Vaccinations - Patients with rheumatic diseases have an increased risk of infections and vaccinations can play a vital role in prevention. However, the immunological response to vaccines can be reduced in those receiving strong immunosuppressive therapy and various strategies including appropriate timing of vaccination have been used to improve efficacy. Moreover, certain vaccines, such as the ones against SARS-COV-2, have been implicated in the development of de novo rheumatological conditions as well as disease flares in those with existing illnesses.[15]

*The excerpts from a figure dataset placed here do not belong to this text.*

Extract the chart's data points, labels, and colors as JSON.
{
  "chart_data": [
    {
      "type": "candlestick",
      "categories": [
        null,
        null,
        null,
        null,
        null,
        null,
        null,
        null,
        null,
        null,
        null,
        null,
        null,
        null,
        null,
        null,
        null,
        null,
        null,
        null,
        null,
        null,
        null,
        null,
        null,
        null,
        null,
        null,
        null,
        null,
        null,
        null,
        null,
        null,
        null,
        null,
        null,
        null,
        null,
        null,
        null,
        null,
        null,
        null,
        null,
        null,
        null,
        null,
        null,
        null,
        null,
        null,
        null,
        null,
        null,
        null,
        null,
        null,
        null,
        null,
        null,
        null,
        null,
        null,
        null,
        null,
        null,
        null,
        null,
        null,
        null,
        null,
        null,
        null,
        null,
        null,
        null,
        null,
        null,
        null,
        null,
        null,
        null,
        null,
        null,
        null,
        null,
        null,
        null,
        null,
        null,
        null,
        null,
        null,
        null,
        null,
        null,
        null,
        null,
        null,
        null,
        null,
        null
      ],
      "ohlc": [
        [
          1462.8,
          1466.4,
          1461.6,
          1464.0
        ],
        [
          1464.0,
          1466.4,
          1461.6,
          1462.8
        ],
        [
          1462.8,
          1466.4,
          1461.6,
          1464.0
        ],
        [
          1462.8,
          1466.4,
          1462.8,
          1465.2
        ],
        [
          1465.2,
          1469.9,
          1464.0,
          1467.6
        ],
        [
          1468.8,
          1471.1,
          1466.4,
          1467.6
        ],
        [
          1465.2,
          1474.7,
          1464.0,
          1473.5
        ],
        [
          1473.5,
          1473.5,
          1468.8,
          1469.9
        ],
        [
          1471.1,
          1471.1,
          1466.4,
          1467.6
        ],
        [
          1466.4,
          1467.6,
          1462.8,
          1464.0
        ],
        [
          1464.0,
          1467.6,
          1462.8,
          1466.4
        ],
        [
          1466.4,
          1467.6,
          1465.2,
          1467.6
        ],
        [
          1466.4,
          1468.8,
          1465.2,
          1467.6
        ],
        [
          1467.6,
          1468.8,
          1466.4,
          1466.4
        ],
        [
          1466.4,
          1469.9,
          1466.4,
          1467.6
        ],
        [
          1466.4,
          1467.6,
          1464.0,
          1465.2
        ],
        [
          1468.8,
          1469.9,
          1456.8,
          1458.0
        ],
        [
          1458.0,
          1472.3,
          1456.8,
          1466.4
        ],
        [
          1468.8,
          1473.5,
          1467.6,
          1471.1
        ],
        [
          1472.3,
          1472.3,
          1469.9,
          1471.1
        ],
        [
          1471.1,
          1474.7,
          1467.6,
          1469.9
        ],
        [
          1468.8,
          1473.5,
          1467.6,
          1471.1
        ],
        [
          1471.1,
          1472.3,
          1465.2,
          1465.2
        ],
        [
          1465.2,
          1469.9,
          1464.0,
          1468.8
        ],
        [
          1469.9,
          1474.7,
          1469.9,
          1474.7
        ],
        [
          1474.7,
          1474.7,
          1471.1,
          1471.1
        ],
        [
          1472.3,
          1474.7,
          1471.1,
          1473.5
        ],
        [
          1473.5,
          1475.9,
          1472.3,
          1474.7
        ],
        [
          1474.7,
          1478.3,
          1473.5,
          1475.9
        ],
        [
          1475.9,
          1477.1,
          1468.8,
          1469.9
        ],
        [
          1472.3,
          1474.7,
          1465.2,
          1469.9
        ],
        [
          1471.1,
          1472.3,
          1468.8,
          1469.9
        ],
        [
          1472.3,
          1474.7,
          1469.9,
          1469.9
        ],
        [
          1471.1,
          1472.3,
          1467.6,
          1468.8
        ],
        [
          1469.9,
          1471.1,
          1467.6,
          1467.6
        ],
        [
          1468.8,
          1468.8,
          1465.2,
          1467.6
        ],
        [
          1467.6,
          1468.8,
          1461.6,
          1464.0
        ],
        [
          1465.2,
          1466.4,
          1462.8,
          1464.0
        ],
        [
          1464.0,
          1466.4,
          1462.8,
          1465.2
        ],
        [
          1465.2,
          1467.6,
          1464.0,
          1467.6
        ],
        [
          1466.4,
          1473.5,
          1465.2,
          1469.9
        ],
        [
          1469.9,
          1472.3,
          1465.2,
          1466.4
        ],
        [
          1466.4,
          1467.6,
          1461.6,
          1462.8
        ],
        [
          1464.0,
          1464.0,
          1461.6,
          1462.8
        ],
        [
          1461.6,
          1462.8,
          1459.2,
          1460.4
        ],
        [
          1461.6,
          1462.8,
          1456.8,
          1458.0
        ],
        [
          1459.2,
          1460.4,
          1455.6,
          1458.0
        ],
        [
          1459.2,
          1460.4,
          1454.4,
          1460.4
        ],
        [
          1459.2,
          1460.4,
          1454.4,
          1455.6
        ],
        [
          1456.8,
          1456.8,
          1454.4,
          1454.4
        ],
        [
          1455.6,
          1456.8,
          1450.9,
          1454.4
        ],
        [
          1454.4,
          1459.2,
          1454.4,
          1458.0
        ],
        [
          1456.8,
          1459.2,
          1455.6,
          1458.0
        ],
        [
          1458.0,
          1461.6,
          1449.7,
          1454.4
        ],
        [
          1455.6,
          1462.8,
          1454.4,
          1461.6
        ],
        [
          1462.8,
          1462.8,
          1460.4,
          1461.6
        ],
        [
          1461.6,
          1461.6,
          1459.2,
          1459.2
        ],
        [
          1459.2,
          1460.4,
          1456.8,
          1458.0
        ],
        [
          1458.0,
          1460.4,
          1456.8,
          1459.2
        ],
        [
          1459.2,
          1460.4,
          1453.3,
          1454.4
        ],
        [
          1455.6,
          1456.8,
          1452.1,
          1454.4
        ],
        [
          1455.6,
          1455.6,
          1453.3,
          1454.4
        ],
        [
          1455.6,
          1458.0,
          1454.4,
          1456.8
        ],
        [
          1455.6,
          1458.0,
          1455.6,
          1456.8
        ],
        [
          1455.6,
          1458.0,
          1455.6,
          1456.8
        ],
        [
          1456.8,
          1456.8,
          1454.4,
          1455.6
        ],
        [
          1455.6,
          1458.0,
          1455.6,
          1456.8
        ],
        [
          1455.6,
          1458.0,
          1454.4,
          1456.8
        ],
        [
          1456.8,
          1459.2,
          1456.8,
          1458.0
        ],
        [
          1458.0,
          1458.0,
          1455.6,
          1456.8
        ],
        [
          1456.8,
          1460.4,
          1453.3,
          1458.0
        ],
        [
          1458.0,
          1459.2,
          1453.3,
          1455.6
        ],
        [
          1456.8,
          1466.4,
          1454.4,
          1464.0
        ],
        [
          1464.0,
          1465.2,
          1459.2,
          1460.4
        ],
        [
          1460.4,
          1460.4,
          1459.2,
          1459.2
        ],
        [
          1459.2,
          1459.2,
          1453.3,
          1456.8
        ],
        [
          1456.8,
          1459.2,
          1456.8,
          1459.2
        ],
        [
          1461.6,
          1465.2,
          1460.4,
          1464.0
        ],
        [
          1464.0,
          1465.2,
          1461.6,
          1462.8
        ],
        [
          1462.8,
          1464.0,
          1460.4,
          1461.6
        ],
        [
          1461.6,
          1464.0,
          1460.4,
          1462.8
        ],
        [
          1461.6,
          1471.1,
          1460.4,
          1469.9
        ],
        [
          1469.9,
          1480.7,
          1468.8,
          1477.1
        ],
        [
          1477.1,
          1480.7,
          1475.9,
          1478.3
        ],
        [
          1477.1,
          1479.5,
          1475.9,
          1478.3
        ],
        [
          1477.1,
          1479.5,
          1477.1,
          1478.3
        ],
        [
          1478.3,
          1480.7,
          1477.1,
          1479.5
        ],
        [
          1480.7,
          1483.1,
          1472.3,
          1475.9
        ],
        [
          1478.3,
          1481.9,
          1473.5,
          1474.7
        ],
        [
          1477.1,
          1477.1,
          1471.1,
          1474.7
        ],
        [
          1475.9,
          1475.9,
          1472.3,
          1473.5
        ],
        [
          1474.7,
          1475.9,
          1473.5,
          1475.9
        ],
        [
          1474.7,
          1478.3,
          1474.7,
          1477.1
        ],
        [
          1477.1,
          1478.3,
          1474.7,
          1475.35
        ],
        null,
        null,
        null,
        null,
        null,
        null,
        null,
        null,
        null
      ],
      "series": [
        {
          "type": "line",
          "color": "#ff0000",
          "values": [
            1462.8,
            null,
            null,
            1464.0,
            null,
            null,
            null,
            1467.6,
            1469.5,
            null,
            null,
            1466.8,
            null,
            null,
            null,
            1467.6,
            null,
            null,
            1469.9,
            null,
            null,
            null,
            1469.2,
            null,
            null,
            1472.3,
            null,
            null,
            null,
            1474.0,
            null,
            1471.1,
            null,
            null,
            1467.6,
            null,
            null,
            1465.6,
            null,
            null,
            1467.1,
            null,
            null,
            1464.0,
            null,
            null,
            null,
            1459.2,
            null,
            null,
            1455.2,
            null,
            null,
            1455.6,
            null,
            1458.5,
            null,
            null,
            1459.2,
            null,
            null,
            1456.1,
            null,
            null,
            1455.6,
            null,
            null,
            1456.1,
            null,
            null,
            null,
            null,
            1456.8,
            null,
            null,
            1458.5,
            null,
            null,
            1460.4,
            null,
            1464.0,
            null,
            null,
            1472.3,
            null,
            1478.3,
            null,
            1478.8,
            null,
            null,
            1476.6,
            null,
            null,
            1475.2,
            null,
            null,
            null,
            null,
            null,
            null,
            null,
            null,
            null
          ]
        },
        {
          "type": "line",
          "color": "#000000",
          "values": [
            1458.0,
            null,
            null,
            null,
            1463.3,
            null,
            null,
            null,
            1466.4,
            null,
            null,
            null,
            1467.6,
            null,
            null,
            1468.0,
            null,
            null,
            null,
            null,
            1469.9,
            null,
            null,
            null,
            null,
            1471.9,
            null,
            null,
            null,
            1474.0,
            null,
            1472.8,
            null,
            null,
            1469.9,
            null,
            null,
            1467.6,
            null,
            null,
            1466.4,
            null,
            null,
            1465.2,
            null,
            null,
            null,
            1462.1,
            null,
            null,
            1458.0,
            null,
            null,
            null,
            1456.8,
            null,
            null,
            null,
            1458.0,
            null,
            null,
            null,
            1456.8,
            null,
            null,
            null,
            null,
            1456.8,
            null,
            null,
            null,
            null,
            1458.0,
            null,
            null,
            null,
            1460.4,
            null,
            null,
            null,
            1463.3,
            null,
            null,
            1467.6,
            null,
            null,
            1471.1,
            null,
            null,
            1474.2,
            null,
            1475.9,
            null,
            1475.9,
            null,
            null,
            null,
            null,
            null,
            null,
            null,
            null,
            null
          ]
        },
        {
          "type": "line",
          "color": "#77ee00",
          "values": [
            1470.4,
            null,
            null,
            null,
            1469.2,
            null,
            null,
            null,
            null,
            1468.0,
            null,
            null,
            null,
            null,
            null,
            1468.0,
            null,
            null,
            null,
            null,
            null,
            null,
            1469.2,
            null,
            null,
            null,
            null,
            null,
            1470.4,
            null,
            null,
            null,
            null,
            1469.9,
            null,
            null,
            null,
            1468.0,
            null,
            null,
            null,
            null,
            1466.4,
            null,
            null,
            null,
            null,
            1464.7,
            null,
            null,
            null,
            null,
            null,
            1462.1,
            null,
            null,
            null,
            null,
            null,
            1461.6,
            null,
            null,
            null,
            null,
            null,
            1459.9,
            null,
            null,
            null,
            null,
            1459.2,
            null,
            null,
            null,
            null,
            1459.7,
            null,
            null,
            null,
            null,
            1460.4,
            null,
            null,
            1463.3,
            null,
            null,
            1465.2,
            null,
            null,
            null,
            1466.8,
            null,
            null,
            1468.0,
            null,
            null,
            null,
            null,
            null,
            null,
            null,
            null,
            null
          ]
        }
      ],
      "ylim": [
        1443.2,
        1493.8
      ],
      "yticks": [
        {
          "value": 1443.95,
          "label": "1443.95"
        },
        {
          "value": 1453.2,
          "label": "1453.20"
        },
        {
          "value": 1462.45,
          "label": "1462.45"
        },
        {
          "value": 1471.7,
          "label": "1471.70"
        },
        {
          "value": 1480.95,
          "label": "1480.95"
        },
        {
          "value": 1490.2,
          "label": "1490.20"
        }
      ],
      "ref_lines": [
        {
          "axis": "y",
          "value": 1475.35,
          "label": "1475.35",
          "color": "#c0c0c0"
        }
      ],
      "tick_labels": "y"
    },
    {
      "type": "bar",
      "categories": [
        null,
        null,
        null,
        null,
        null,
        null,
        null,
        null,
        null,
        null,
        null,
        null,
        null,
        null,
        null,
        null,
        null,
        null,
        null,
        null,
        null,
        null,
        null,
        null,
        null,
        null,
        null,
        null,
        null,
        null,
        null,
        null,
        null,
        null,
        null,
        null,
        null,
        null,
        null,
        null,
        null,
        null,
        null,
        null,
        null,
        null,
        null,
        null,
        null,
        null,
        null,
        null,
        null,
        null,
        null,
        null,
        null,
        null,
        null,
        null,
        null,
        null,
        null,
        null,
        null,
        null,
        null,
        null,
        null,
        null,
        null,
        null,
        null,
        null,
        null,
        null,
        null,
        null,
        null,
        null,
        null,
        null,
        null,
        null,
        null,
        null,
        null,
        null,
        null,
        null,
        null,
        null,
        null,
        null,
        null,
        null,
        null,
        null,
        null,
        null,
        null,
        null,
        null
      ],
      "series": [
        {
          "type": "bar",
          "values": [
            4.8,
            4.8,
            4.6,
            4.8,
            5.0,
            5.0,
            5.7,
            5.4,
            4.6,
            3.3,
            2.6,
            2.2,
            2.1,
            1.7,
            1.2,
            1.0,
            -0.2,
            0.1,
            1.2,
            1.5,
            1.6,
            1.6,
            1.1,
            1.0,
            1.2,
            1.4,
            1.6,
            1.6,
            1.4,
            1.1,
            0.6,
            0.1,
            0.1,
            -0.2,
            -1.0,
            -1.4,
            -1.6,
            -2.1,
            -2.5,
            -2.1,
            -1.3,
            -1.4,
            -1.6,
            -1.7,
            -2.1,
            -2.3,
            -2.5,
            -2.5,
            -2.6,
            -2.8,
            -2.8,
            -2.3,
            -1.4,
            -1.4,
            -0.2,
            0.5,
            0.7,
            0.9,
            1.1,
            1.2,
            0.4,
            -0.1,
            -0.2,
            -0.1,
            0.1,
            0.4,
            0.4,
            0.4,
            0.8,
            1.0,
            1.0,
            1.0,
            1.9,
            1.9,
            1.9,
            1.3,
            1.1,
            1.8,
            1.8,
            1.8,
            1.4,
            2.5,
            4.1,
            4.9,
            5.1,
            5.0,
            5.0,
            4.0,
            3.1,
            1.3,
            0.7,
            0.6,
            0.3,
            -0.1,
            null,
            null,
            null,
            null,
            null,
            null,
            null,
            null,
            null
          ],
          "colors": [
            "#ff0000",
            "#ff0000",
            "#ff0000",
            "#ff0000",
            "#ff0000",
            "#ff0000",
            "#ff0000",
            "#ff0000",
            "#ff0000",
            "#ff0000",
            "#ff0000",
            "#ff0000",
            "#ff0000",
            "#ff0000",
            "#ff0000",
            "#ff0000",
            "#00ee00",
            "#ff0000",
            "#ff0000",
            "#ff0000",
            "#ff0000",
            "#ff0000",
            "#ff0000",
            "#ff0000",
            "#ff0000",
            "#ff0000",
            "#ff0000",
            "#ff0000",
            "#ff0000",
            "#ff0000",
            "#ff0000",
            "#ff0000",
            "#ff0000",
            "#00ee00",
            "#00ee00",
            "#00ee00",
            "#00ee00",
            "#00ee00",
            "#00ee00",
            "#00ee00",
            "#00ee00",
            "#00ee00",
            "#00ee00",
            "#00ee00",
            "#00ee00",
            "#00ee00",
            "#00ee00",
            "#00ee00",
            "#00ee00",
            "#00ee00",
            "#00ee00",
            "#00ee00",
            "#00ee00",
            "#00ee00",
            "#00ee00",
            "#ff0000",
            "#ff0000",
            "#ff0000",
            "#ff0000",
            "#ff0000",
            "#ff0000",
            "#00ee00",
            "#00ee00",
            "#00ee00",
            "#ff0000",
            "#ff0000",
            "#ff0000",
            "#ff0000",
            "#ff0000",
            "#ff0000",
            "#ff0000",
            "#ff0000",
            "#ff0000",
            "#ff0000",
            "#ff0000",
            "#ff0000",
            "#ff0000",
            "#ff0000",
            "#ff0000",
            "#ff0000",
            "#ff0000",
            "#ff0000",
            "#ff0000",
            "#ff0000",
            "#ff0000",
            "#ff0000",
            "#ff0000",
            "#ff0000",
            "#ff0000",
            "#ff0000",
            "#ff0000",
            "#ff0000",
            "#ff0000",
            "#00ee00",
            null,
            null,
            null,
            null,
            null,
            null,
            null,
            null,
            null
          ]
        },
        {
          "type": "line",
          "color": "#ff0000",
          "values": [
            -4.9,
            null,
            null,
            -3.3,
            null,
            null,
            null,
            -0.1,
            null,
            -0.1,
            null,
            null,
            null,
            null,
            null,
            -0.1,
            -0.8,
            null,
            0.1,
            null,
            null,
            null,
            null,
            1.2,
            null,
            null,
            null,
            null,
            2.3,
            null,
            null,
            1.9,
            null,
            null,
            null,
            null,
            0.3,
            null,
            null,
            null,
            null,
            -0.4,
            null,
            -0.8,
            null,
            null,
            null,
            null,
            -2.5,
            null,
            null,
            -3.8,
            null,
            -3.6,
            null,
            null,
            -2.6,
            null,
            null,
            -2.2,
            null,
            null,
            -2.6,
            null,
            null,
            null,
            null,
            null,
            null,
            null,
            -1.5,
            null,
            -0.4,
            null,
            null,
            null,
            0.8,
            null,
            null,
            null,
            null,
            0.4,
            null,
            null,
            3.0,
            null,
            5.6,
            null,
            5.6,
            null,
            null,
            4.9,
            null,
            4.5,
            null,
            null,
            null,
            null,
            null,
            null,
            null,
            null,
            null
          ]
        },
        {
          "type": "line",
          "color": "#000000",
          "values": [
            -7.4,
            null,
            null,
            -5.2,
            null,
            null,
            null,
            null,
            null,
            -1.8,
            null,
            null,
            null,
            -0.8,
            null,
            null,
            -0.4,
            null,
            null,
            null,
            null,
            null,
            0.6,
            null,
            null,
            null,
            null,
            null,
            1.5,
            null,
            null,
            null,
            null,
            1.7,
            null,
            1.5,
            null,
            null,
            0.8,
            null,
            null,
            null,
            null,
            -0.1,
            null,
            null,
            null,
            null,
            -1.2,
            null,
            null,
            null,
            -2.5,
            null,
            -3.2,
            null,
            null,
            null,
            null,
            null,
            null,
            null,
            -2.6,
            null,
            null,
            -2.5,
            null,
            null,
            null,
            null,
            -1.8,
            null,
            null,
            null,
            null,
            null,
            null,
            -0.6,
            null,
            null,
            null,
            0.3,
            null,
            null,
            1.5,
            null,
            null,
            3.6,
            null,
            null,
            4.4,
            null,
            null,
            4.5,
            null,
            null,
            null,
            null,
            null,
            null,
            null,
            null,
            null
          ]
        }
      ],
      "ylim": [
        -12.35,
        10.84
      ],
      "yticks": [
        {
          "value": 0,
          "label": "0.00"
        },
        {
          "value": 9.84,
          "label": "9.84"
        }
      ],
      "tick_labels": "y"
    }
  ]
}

Infections and rheumatic diseases share a fascinating relationship. Some rheumatic diseases are the consequence of specific infections while others have been associated with several microbial agents although the definitive proof of a causal link in such cases mostly remain elusive. The ever-evolving field of advanced therapeutic options has made it possible to effectively treat a wide range of rheumatological diseases that were previously considered refractory but these agents are also frequently linked to a significant increase in the incidence of common infections as well as to the emergence of potentially life-threatening opportunistic infections. Moreover, external factors such as global warming and migration of people have led to spread of diseases to new geographical locations and clinicians must be vigilant about such unfamiliar infections and their consequences.